Le silence liturgique est une énorme question que j’aurais pu aborder dès le début de cette initiation à la sainte messe, tant ce recueillement dans l’action sacrée est une condition fondamentale pour une liturgie réussie. La messe traditionnelle est justement non pas « la messe en latin », c’est une messe que l’on peut traduire en français sans la dénaturer, mais à la condition impérative de respecter le silence de l’offertoire, de la consécration et de la communion. La consigne de silence me semble remonter à la primitive Eglise tant il apparaît comme une attitude proprement chrétienne, d’adoration et d’amour, face au divin. Nous avons en tout cas en 574 le témoignage de saint Germain de Paris, auquel est dédiée la magnifique église Saint-Germain-des-Prés. Dans l’une des deux lettres que les mauristes nous ont conservées, il s’exprime ainsi : « Pour deux raisons le diacre proclame le silence : bien sûr pour que le peuple silencieux entende mieux la parole de Dieu, mais aussi pour que notre coeur, faisant taire les pensées triviales, reçoive le mieux possible en lui-même le Verbe de Dieu ».
Les paroles, prononcées à haute voix, parviennent mal à dire l’émerveillement de l’âme face à cette invitation qui lui est lancée de participer au sacrifice du Christ, c’est-à-dire, nous l’avons vu, de partager la divinité de celui qui a daigné prendre notre humanité. Le silence est la meilleure attitude pour que chacun puisse participer à sa manière à l’action sacrée, recevoir selon sa compréhension les dons de Dieu et se donner lui-même selon sa capacité. Autant dans la première partie de la messe, que l’on nomme aujourd’hui « liturgie de la parole » le silence est simplement une question de plus ou moins grande concentration, pour pouvoir entendre l’enseignement divin dans de bonnes conditions, autant dans la seconde partie, le mystère de l’eucharistie, la communion à l’action sacrée s’effectue dans le silence.

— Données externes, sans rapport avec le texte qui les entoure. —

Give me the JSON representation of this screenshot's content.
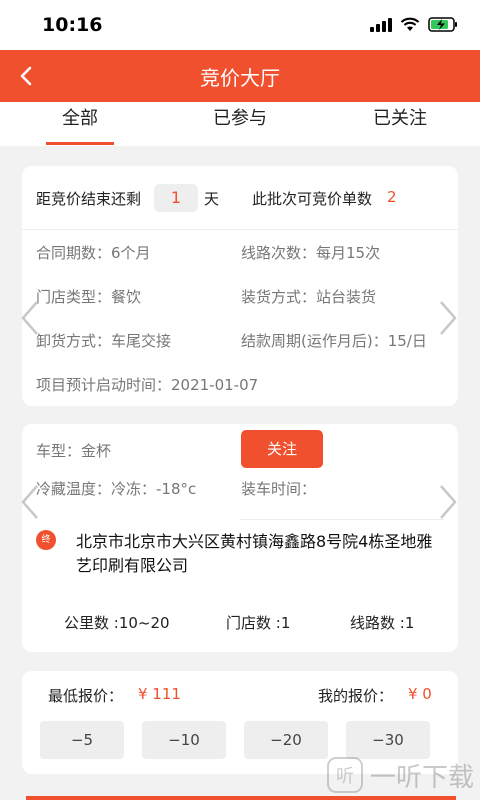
{
  "status": {
    "time": "10:16"
  },
  "nav": {
    "title": "竞价大厅"
  },
  "tabs": [
    {
      "label": "全部"
    },
    {
      "label": "已参与"
    },
    {
      "label": "已关注"
    }
  ],
  "summary": {
    "remain_label": "距竞价结束还剩",
    "remain_value": "1",
    "remain_unit": "天",
    "batch_label": "此批次可竞价单数",
    "batch_value": "2",
    "contract_period": "合同期数：6个月",
    "route_times": "线路次数：每月15次",
    "store_type": "门店类型：餐饮",
    "loading_method": "装货方式：站台装货",
    "unloading_method": "卸货方式：车尾交接",
    "payment_cycle": "结款周期(运作月后)：15/日",
    "start_time": "项目预计启动时间：2021-01-07"
  },
  "detail": {
    "vehicle_type": "车型：金杯",
    "follow_label": "关注",
    "cold_temp": "冷藏温度：冷冻：-18°c",
    "loading_time": "装车时间：",
    "loc_icon_text": "终",
    "address": "北京市北京市大兴区黄村镇海鑫路8号院4栋圣地雅艺印刷有限公司",
    "distance": "公里数 :10~20",
    "stores": "门店数 :1",
    "routes": "线路数 :1"
  },
  "quote": {
    "lowest_label": "最低报价：",
    "lowest_value": "¥ 111",
    "mine_label": "我的报价：",
    "mine_value": "¥ 0",
    "buttons": [
      "−5",
      "−10",
      "−20",
      "−30"
    ]
  },
  "watermark": {
    "text": "一听下载"
  },
  "colors": {
    "accent": "#f0502e",
    "background": "#f2f2f2"
  },
  "icons": {
    "status": [
      "cellular-signal-icon",
      "wifi-icon",
      "battery-charging-icon"
    ],
    "nav": "back-arrow-icon",
    "carousel": [
      "chevron-left-icon",
      "chevron-right-icon"
    ]
  }
}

Ce silence-là n’est pas seulement une discipline collective, comme dans la liturgie de la Parole, c’est un silence personnel, c’est le silence intérieur que chacun peut offrir à Dieu en signe de vénération. Saint Germain de Paris le fait remarquer, il y a deux silences liturgiques, celui qui correspond à la discipline collective et celui qui fait ressortir le sacrifice intérieur propre à chacun. Ce deuxième silence est une des fins humaines de l’action sacrée : elle crée le silence à l’intérieur de nous – pas seulement une absence de bruits extérieurs – mais une réceptivité spirituelle particulière.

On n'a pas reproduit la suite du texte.